In 1916, Insull bought a struggling trolley line that ran between Waukegan and Evanston and renamed it the North Shore Line. Within two years, Insull introduced direct service from Chicago all the way to Milwaukee using Chicago “L” tracks, streetcar tracks and the Chicago and Northwestern right-of-way.

But traveling to Milwaukee through suburban streets was slow. So Insull bought up vacant low land in the Skokie Valley to the west where Edens Highway is today and built a second route. Today’s Skokie Swift runs on the tracks Insull built for that route.

His sleek new trains called “electroliners” whisked people to Milwaukee in less than two hours. Yes, we had high speed rail nearly a hundred years ago! But it wasn’t the riders that Insull was interested in. In his memoir, Insull wrote that inter-urban electric trains were acquired to “develop the rural countryside into populated suburbs, which would need to be supplied with electric power.” Insull ran the power lines along his Skokie Valley right-of-way. They’re still there today. The North Shore Line lived on until interstate highways finally put it out of business in 1963. The tracks are gone now and in many places the old train line is a bike path.

Insull also has an architectural legacy. In 1914, Insull commissioned architect Benjamin Marshall to design his 30-room mansion in Vernon Hills. You may know it now as the Cuneo Mansion. The mansion is a Venetian-style fantasy, featuring a skylit great hall with a grand staircase. The 75-acre grounds designed by Jens Jensen include a lake, formal gardens with fountains and statuary, and a private nine-hole golf course.

And as most people know, he also built Chicago Civic Opera House, a towering Art Deco building which today is home to the Lyric Opera of Chicago.

Insull’s story did not end well. His empire had been financed by scores of mom-and-pop investors all over the Midwest. When the Great Depression hit, they saw their life savings wiped out. He became a despised figure, even a scapegoat for the Depression.

Insull fled to Europe and was captured at sea after being denied entry into Romania. He was returned to Chicago for trial. After all that, he was acquitted of all charges and retired to Paris, where he died of a heart attack on – ironically enough – a subway platform.

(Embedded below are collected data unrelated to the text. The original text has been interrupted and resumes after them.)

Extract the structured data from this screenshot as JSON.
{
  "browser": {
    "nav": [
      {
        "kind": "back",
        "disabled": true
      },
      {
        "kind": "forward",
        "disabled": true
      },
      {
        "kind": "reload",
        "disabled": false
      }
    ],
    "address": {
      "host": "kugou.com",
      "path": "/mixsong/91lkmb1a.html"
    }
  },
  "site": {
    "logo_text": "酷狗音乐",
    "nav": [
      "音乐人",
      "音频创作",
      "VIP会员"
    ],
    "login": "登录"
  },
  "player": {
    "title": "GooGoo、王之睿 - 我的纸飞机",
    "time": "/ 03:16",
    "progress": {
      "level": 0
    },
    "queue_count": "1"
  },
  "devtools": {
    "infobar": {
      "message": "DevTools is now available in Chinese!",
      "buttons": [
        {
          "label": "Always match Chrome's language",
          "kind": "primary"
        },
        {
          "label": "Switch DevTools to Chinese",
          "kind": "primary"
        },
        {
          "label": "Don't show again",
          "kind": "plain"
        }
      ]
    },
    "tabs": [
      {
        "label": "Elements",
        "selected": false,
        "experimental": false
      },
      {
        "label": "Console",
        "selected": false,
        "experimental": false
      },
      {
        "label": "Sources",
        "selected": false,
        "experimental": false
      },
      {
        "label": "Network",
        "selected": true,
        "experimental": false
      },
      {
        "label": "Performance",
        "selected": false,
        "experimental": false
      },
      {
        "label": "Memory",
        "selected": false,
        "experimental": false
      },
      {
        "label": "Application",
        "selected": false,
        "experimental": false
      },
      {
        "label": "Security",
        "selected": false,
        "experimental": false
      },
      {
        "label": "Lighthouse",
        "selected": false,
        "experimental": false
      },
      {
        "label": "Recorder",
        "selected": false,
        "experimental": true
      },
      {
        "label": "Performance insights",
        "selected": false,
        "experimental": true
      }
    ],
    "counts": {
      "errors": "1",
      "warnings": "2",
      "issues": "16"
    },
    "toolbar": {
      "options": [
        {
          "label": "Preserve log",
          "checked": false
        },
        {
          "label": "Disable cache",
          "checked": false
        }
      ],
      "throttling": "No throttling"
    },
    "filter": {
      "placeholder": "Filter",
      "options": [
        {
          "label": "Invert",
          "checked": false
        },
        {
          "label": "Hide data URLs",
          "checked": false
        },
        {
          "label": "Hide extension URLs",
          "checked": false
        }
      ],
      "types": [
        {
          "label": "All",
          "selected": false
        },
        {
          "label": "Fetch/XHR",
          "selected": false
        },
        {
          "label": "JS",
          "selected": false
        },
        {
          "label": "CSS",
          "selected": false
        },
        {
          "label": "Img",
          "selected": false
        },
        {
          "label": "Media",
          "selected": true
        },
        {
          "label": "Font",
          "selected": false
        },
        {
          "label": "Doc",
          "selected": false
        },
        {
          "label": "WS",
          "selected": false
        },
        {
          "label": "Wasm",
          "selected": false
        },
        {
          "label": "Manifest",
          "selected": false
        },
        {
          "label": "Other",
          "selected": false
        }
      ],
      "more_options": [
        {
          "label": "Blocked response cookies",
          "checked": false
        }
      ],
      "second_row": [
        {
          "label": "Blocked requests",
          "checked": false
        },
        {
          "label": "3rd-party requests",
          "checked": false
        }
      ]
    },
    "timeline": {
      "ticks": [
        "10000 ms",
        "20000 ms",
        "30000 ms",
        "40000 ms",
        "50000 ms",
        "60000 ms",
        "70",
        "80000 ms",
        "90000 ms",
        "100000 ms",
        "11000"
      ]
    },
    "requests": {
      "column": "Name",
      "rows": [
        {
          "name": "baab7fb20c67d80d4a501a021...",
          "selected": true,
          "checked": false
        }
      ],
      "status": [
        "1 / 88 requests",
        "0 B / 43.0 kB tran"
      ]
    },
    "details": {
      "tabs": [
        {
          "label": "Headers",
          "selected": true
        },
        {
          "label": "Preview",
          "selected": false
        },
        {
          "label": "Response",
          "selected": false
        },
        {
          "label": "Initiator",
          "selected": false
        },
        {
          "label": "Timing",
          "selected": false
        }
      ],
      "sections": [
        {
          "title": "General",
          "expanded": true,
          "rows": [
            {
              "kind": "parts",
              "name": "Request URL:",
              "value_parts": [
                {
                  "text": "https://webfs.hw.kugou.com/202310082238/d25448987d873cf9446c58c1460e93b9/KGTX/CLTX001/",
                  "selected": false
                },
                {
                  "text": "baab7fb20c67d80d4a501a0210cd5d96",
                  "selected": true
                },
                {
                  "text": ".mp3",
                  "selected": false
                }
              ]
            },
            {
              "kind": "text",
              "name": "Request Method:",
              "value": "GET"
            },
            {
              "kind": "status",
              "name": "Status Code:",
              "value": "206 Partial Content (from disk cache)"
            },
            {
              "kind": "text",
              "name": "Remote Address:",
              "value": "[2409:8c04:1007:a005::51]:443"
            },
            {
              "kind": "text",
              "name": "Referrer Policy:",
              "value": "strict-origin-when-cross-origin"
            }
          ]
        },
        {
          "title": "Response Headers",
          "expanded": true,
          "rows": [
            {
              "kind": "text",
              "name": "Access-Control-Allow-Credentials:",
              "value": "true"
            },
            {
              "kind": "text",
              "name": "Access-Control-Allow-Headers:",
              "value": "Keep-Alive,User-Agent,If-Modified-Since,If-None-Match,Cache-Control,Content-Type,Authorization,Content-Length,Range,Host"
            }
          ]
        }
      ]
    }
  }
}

His house had a happier ending. Insull’s home was purchased by John F. Cuneo, a gentleman farmer, philanthropist and founder of the Cuneo Press. The mansion became the farmhouse for Cuneo’s Hawthorn-Mellody Dairy. (Those of you who were schoolkids in Chicago will remember the name Hawthorn-Mellody from your lunchtime milk cartons, and North Shore kids in particular will remember taking field trips to the Hawthorn-Mellody Dairy.) The home is now a museum and conference center owned by Loyola University, which holds classes there and offers tours of the historic home.